Analysis  |  By Jay Asser  
   July 29, 2025

A new study raises concerns about the unchecked impact of hospital-physician consolidation on costs and market dynamics.

Hospitals have increasingly acquired physician practices in recent years, and new research reveals that the consequences of this vertical consolidation are proving harmful.

The working paper, published by the National Bureau of Economic Research, examined the impact of hospitals acquiring OB-GYN practices between 2008 and 2016 and found that these acquisitions resulted in significant price increases for both physician and hospital services.

The share of physician practices acquired by hospitals increased nationally by 71.5% over the period examined, from 27.5% in 2008 to 47.2% in 2016.

Two years after a hospital acquires a physician group, prices for physician services increased by $502, or 15.1%, while hospital charges for related services like labor and delivery increased by $475, or 3.3%, according to the study.

Importantly, the researchers found no evidence that these price hikes were tied to improvements in care quality. Instead, the findings suggest that vertical consolidation reduces market competition and allows health systems to increase prices across broader geographic areas, even affecting providers not directly involved in the acquisition.

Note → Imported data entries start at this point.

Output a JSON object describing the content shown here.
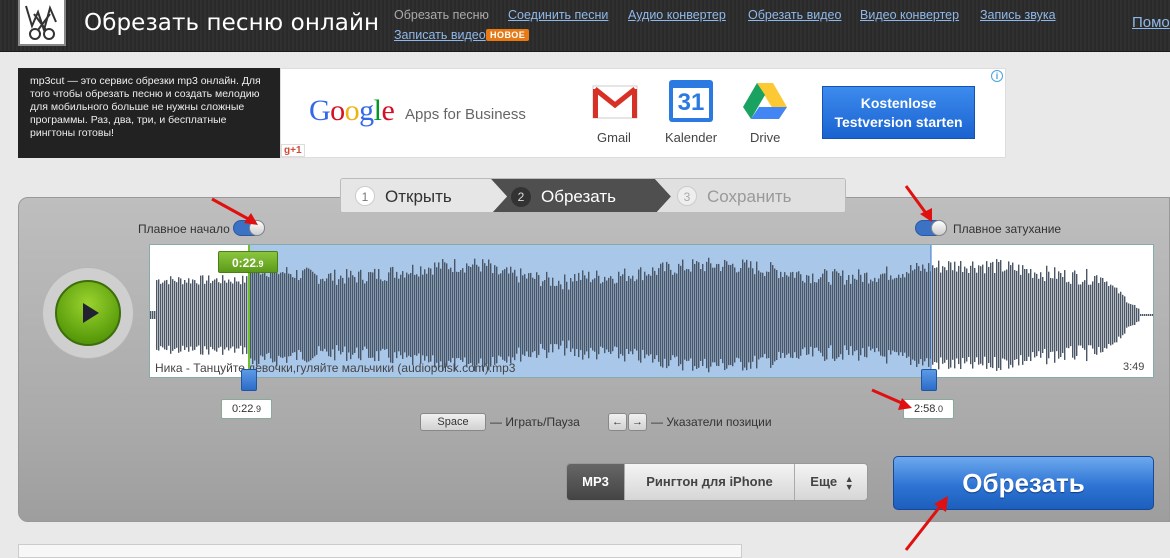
{
  "header": {
    "site_title": "Обрезать песню онлайн",
    "nav": [
      "Обрезать песню",
      "Соединить песни",
      "Аудио конвертер",
      "Обрезать видео",
      "Видео конвертер",
      "Запись звука",
      "Помо",
      "Записать видео"
    ],
    "badge_new": "НОВОЕ"
  },
  "intro_text": "mp3cut — это сервис обрезки mp3 онлайн. Для того чтобы обрезать песню и создать мелодию для мобильного больше не нужны сложные программы. Раз, два, три, и бесплатные рингтоны готовы!",
  "ad": {
    "google": "Google",
    "apps": "Apps for Business",
    "apps_list": [
      "Gmail",
      "Kalender",
      "Drive"
    ],
    "calendar_day": "31",
    "gplus": "g+1",
    "cta": "Kostenlose Testversion starten",
    "info": "i"
  },
  "steps": [
    {
      "num": "1",
      "label": "Открыть"
    },
    {
      "num": "2",
      "label": "Обрезать"
    },
    {
      "num": "3",
      "label": "Сохранить"
    }
  ],
  "editor": {
    "fade_in_label": "Плавное начало",
    "fade_out_label": "Плавное затухание",
    "track_name": "Ника - Танцуйте девочки,гуляйте мальчики  (audiopoisk.com).mp3",
    "duration": "3:49",
    "start_flag": {
      "main": "0:22",
      "frac": "9"
    },
    "start_box": {
      "main": "0:22",
      "frac": "9"
    },
    "end_box": {
      "main": "2:58",
      "frac": "0"
    },
    "key_space": "Space",
    "hint_play": "— Играть/Пауза",
    "key_left": "←",
    "key_right": "→",
    "hint_pos": "— Указатели позиции",
    "formats": [
      "MP3",
      "Рингтон для iPhone",
      "Еще"
    ],
    "cut_button": "Обрезать"
  }
}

Researchers highlighted that prices for physicians who are already integrated at a hospital increase by 9% after their hospital acquires additional physician s within their specialty.

“Given that these physicians’ integration status did not change, it is unlikely that a sudden change in their quality or bargaining ability precipitated the price increase we observed,” the authors wrote. “This suggests that the price increases were the result of a lessening of competition.”

The study also underscores a gap in regulatory oversight. Nearly all of the acquisitions studied, or 99.9%, were too small to trigger antitrust review under Hart-Scott-Rodino federal merger-reporting thresholds. Still, their cumulative effect contributed to broad market-level price increases.

“While evaluating all of these acquisitions might be challenging under current processes, our estimates suggest the scale of consumer harm generated by these transactions in aggregate is similar in magnitude to that of horizontal hospital mergers, which have been of great interest to regulators,” the authors concluded.

Federal Trade Commission (FTC) antitrust underenforcement has been a topic of contention for policymakers.

A study published in the American Economic Review last year found that the FTC challenged only 1% of mergers from 2000 to 2020, instead of the 20% they could have enforced. Due to the lack of enforcement from 2010 to 2015, the analysis noted that prices for patients increased by 5% or more.

Jay Asser is the CEO editor for HealthLeaders. 


KEY TAKEAWAYS

Hospital acquisition of physician practices surged 71.5% from 2008 to 2016.

These deals led to significant price hikes of 15.1% for physicians and 3.3% for related hospital services, without quality improvements.

The small-scale nature of nearly all of the transactions analyzed allowed them to escape antitrust review.